5.06.2008

nin, the slip, and tailoring your product to multiple consumer profiles.

Recently, Nine Inch Nails released yet another album, The Slip, online, for free. This was, for me, enough information to start speculating as to the strategy that Trent Reznor is going for. Frankly, if he's doing what I think he's doing, he's not just dedicated to figuring out a better way to sell music online, he's actively looking at how the online space fits into the greater business of music, including touring, promotions, etc.

Ghosts, which I wrote about at length, was released about two months ago. By any reasonable analysis, it was a product for true fans - instrumental, sprawling, beautiful and haunting, but without a single to drive it, or potential for much radio play, or even a great likelihood that an individual track would stand out, rather than the entire record being considered a singular experience.

NIN has enough of a true fan base that projects such as this will make money - knowing this, it was released in many forms, allowing real fans to spend as much as they wanted to a) support the band, and b) get a physical object at the same time as the instant gratification digital download. While nothing is piracy proof, pretty much the only people who were deeply interested in Ghosts already cared about the band. No one heard it on the radio and ran to the Pirate Bay for a copy.

Ghosts was an album for the real remaining market for albums. People who love the band, the album experience, and the cachet that comes with ownership and status as a real supporter.

After my copy of Ghosts arrived in the mail, about a week ago, I received an email from the NIN Store, informing me of tour dates, and tickets going on sale (as well as early chances to buy, for the 'true fan' faithful who purchased Ghosts).

The Slip is a more mainstream product. It's a rockier album, less sprawling, with lyrics, pounding beats, and radio play potential. It's a mainstream product. As such, it's prime piracy fodder - it will be publicized, popularized, and spread far faster and wider than Ghosts ever could have been.

I have a lot of trouble believing this didn't factor heavily into the decision to release it for free.

There will be a physical release later, to satisfy the 'trufans', and capitalize again on the segment of the market that buys albums, but think of the promotional potential. For the trufans, The Slip is a preview of what they'll see at the show they were just granted early ticket buying opportunities for. For everyone else, it's a reminder that the guys who made Year Zero are touring again, and this is what you will hear.

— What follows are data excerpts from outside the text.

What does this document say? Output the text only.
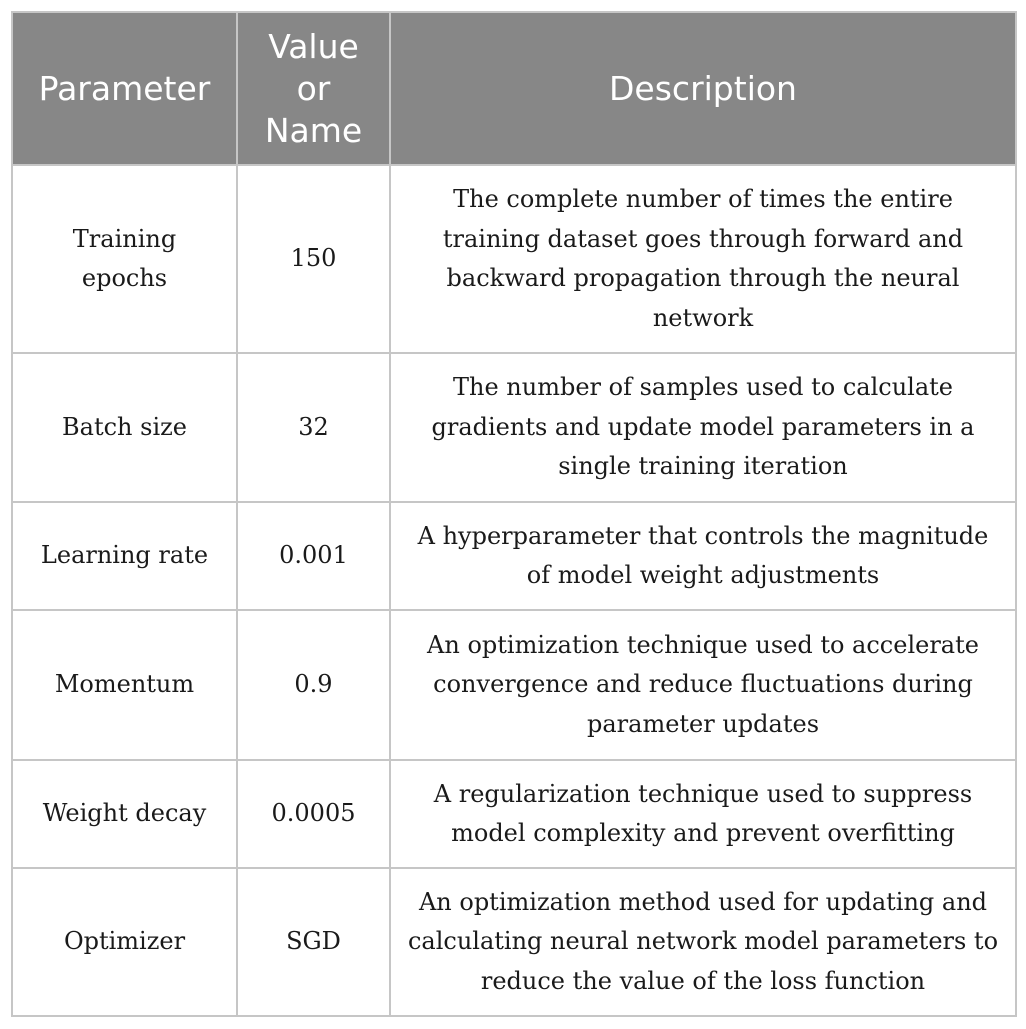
Parameter	Value or Name	Description
Training epochs	150	The complete number of times the entire training dataset goes through forward and backward propagation through the neural network
Batch size	32	The number of samples used to calculate gradients and update model parameters in a single training iteration
Learning rate	0.001	A hyperparameter that controls the magnitude of model weight adjustments
Momentum	0.9	An optimization technique used to accelerate convergence and reduce fluctuations during parameter updates
Weight decay	0.0005	A regularization technique used to suppress model complexity and prevent overfitting
Optimizer	SGD	An optimization method used for updating and calculating neural network model parameters to reduce the value of the loss function
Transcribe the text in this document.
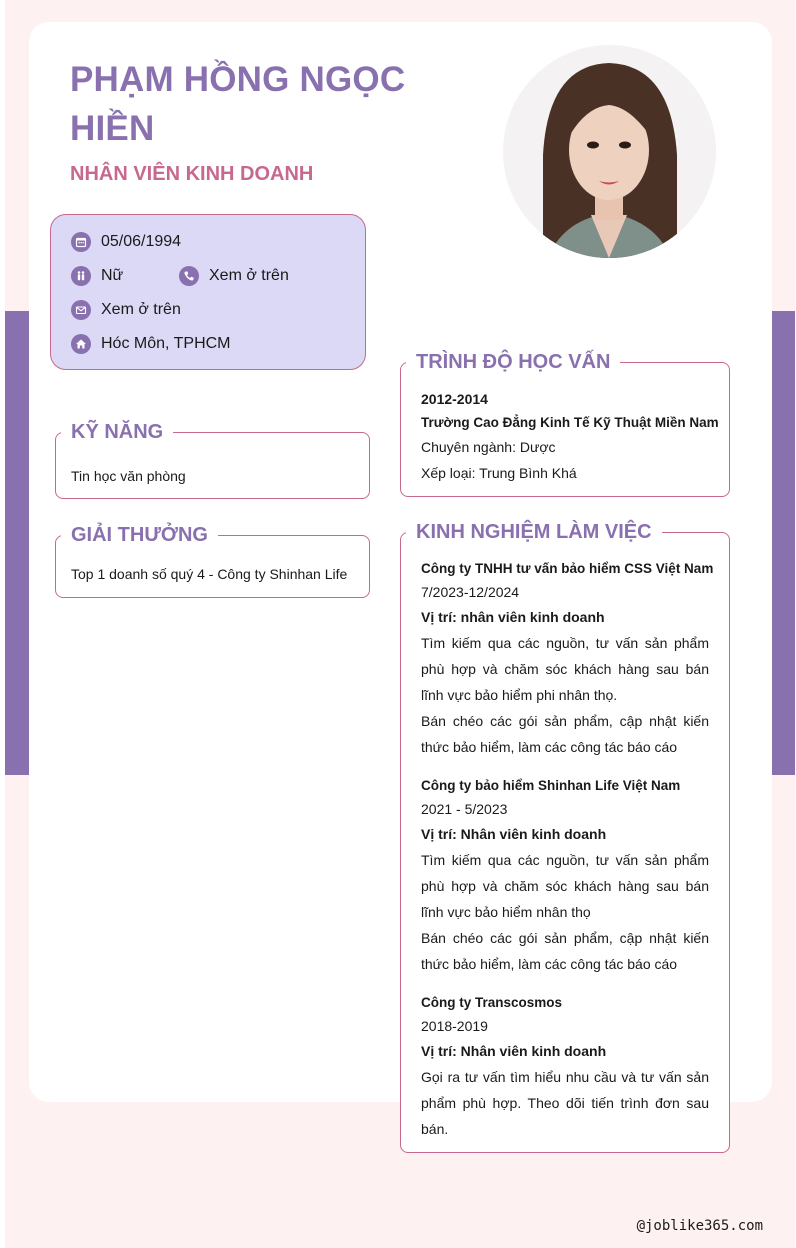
PHẠM HỒNG NGỌC HIỀN
NHÂN VIÊN KINH DOANH
05/06/1994
Nữ	Xem ở trên
Xem ở trên
Hóc Môn, TPHCM
KỸ NĂNG
Tin học văn phòng
GIẢI THƯỞNG
Top 1 doanh số quý 4 - Công ty Shinhan Life
TRÌNH ĐỘ HỌC VẤN
2012-2014
Trường Cao Đẳng Kinh Tế Kỹ Thuật Miền Nam
Chuyên ngành: Dược
Xếp loại: Trung Bình Khá
KINH NGHIỆM LÀM VIỆC
Công ty TNHH tư vấn bảo hiểm CSS Việt Nam
7/2023-12/2024
Vị trí: nhân viên kinh doanh
Tìm kiếm qua các nguồn, tư vấn sản phẩm phù hợp và chăm sóc khách hàng sau bán lĩnh vực bảo hiểm phi nhân thọ.
Bán chéo các gói sản phẩm, cập nhật kiến thức bảo hiểm, làm các công tác báo cáo
Công ty bảo hiểm Shinhan Life Việt Nam
2021 - 5/2023
Vị trí: Nhân viên kinh doanh
Tìm kiếm qua các nguồn, tư vấn sản phẩm phù hợp và chăm sóc khách hàng sau bán lĩnh vực bảo hiểm nhân thọ
Bán chéo các gói sản phẩm, cập nhật kiến thức bảo hiểm, làm các công tác báo cáo
Công ty Transcosmos
2018-2019
Vị trí: Nhân viên kinh doanh
Gọi ra tư vấn tìm hiểu nhu cầu và tư vấn sản phẩm phù hợp. Theo dõi tiến trình đơn sau bán.
@joblike365.com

The release of The Slip is, in my mind, an admission that mainstream records are a promotional tool for ancillary goods, such as concert tickets and merch. They still have value to the dedicated trufan population as an individual product, and will be marketed to them as such, capitalizing on that loyalty. But now downloads aren't considered lost revenue, or theft. It's an expansion of the promotional process, one that uses the tools of the revolutionaries. (The larger versions of the record are downloaded via bittorrent.)

Therefore:

  • If this is the reasoning / structure behind this release, recordings are both a promotional tool for the casual, and a product to the faithful, while diminishing neither.
  • This option likely increases the potential for income related to the tour, and later release of the record (although that is a guess, educated or otherwise).
  • The trufan population is rewarded with little enhancements like physical product, and early ticket sales, thereby granting them the special status that keeps them coming back, along with an innate sense of superiority.
  • Trent Wins.
It doesn't hurt that The Slip is another great record, artfully packaged for the medium of it's release, with details like different album art for each song.

This is how you deal with change. You adapt your business model not to the differences in distribution, but instead to the differences in consumer behaviour and interests that those changes have enabled and created.